Crónica
O Fim do Mundo
Assumo-me cada vez mais fã do asteroide. Do fim dos tempos. Dos nossos, pelo menos. Não do que virá depois, as já muito esgotadas narrativas pós-apocalípticas, espremidas até ao tutano pela indústria cinematográfica. Duvido que, quando o dia chegar, por cisão ou fusão atómica, seja como nos filmes. Confio mais nos livros como cronistas do desastre iminente. Até porque, quando a bomba explodir, estar a vê-la é mau augúrio.
Não pretendo participar ativamente na aniquilação da nossa espécie. Mas a inevitabilidade do nosso fim fascina-me. Que um dia, tudo aquilo que tomamos como certo, tudo aquilo que tomamos como nosso, desparecerá. Que, no contexto cósmico, sejamos pouco mais que nada. Um capricho. Um acaso de condições propícias à vida. Surge-me na memória a imagem captada pela sonda Voyager 1, a 14 de Fevereiro de 1990. Um pequeno ponto, um mísero grão de pó, está suspenso num raio de Sol.
O Pálido Ponto Azul, como lhe chamou Sagan. Somos nós. A 6 mil milhões de quilómetros de distância, perdida depois da órbita de Plutão, foi assim que a Voyager 1 nos viu antes de nos virar para sempre as costas. A expressão máxima da nossa insignificância perante a imensidão da realidade está ali, naquele quadrante do nosso sistema solar. Mas é a nossa casa. Sempre foi. E, ao que tudo parece indicar, sempre será.
Todo o sangue derramado. Todas as lágrimas. Todas as juras de amor eterno. Tudo o que vivemos aconteceu ali. Lutamos por pedaços do grão a que chamamos casa. Enganamos e mentimos. Atraiçoamos e roubamos. Batizamos os nossos soldados com os nomes das nossas crianças. E enviamo-los para os horrores da guerra. Tudo em nome de mais uma fração do nosso ponto. Líderes supremos, reis, imperadores. Todos pensavam ter roçado o limite do divino. Mas os velhos tiranos morrem como os outros.
Carl Sagan escreveu-o melhor do que eu e recomendo-vos a leitura. A Voyager 1, que captou esta imagem a seu pedido, está agora mais longe do que nunca. Espera-se que perca, ainda esta década, a comunicação connosco. Carrega, à semelhança da sua gémea, a Voyager 2, um disco de cobre revestido a ouro, resquícios de antigas explosões estelares, como apresentação da nossa espécie. Leva imagens da Grande Muralha da China, leva obras de Beethoven e de Mozart, leva os nossos dialetos. Leva tudo aquilo que consideramos que há de grandioso em nós.

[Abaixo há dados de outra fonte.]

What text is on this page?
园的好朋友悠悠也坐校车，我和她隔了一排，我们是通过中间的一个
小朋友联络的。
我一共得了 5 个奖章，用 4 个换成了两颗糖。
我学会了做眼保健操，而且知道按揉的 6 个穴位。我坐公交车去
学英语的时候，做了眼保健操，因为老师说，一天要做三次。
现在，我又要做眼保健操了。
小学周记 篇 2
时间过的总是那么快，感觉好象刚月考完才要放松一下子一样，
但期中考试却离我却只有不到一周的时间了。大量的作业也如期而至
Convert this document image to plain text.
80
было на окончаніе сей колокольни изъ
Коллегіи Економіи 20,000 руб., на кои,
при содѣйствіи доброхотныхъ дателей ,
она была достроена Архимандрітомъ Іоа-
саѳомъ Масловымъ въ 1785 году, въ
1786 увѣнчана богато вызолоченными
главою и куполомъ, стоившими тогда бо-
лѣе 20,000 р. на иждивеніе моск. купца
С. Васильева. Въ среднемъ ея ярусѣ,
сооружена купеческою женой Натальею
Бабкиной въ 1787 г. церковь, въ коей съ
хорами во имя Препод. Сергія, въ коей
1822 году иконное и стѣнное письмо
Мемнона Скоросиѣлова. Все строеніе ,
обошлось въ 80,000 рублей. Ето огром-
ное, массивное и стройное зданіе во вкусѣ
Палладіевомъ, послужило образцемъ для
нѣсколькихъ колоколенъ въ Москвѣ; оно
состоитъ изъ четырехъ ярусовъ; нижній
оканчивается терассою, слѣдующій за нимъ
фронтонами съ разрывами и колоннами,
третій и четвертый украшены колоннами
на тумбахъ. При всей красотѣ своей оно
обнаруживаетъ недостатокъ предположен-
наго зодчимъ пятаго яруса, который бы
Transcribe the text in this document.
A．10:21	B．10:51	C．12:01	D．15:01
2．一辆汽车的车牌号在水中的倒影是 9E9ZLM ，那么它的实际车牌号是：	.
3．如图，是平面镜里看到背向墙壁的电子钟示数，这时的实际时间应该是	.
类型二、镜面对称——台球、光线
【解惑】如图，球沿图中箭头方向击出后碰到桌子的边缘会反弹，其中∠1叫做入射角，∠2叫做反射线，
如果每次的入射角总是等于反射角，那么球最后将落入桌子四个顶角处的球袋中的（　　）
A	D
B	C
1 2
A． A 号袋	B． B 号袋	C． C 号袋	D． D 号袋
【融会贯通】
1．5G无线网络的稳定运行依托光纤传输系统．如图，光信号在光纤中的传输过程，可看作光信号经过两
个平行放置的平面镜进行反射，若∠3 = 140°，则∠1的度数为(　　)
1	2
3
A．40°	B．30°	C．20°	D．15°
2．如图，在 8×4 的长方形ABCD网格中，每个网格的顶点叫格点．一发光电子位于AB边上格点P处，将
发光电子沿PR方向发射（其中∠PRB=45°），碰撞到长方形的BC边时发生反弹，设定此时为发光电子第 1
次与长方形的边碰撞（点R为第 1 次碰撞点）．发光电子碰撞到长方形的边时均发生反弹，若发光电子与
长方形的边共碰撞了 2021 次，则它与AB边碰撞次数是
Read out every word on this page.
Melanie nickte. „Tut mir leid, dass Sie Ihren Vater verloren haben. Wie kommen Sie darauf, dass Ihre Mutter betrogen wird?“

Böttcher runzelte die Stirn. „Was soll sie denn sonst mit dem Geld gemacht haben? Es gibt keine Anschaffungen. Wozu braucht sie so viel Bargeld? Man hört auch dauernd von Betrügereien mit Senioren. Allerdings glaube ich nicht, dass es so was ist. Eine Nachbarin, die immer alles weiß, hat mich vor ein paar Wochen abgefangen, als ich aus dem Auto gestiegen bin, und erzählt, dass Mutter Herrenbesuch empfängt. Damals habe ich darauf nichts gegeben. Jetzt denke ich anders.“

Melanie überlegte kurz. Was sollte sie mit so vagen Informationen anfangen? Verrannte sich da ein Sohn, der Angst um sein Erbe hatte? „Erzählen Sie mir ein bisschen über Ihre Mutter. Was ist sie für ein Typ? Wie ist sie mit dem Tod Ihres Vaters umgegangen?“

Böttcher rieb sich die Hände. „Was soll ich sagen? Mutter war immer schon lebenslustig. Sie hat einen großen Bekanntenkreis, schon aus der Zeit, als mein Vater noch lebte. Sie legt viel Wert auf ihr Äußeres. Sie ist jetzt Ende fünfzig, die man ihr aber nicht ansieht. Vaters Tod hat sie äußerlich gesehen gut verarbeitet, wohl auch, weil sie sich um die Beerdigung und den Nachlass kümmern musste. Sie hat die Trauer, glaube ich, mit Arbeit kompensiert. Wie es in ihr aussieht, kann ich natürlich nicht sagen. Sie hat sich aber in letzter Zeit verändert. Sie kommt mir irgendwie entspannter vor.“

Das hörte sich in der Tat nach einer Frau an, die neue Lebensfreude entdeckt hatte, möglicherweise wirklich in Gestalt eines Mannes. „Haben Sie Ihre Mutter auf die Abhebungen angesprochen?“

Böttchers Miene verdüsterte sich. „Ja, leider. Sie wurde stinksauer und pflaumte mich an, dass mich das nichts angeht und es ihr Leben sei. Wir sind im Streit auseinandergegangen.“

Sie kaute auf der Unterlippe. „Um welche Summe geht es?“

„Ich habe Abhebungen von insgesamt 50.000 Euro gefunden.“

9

Mas nada disto parece relevante. O Universo continua a expandir-se e a arrefecer. A Terra continuará a rodar, mesmo depois de a destruirmos, até ser engolida pelo Sol. Quanto mais nos afastamos, mais ridículo tudo nos parece. Está na hora de voltar. À medida que nos aproximamos, já chegados à Lua, parecemos um berlinde azul. Antes de reentrarmos na atmosfera, com os astronautas da Estação Espacial Internacional a acenarem-nos da sua casa enlatada, ainda não vemos fronteiras.
Aproximando-nos o suficiente, conseguimos ver-nos. E é como se a aleatoriedade do nosso caos tivesse encontrado uma razão. É tudo uma ilusão, na verdade. Nada do que nós fazemos será lembrado no grande contexto das coisas. Mas temos uma oportunidade única. A oportunidade de, por um breve período, um segundo cósmico, participarmos nesta peça em que somos todos atores nas mesmas circunstâncias existenciais.
E é libertador que o Universo não tenha centro. Que séculos e séculos de História não importem. Que tudo valha tanto como o momento que estamos a viver. Um dia as muralhas cairão, os barcos enferrujarão e as estátuas cederão aos caprichos dos elementos. Tal como nós. E acho que foi isto que Ziggy Stardust sentiu quando soube que só restavam cinco anos de vida ao planeta e, no meio do pânico instalado, só conseguia pensar na rapariga que estava a beber um milkshake. Ou quando Roy Batty, depois de todas as maravilhas tenebrosas que viu, só queria mais tempo para poder ser humano.
Não há um sentido da vida a que nos possamos agarrar. Não há um depois. Não há um plano. Se há alguém para nos salvar de nós próprios, para me dizer que estou errado, está demasiado longe. A beleza da vida é que era absolutamente indiferente existirmos ou não. Mas, entretanto, estamos aqui. E, se estiverem dispostos a aceitar, é a única salvação que vos posso oferecer.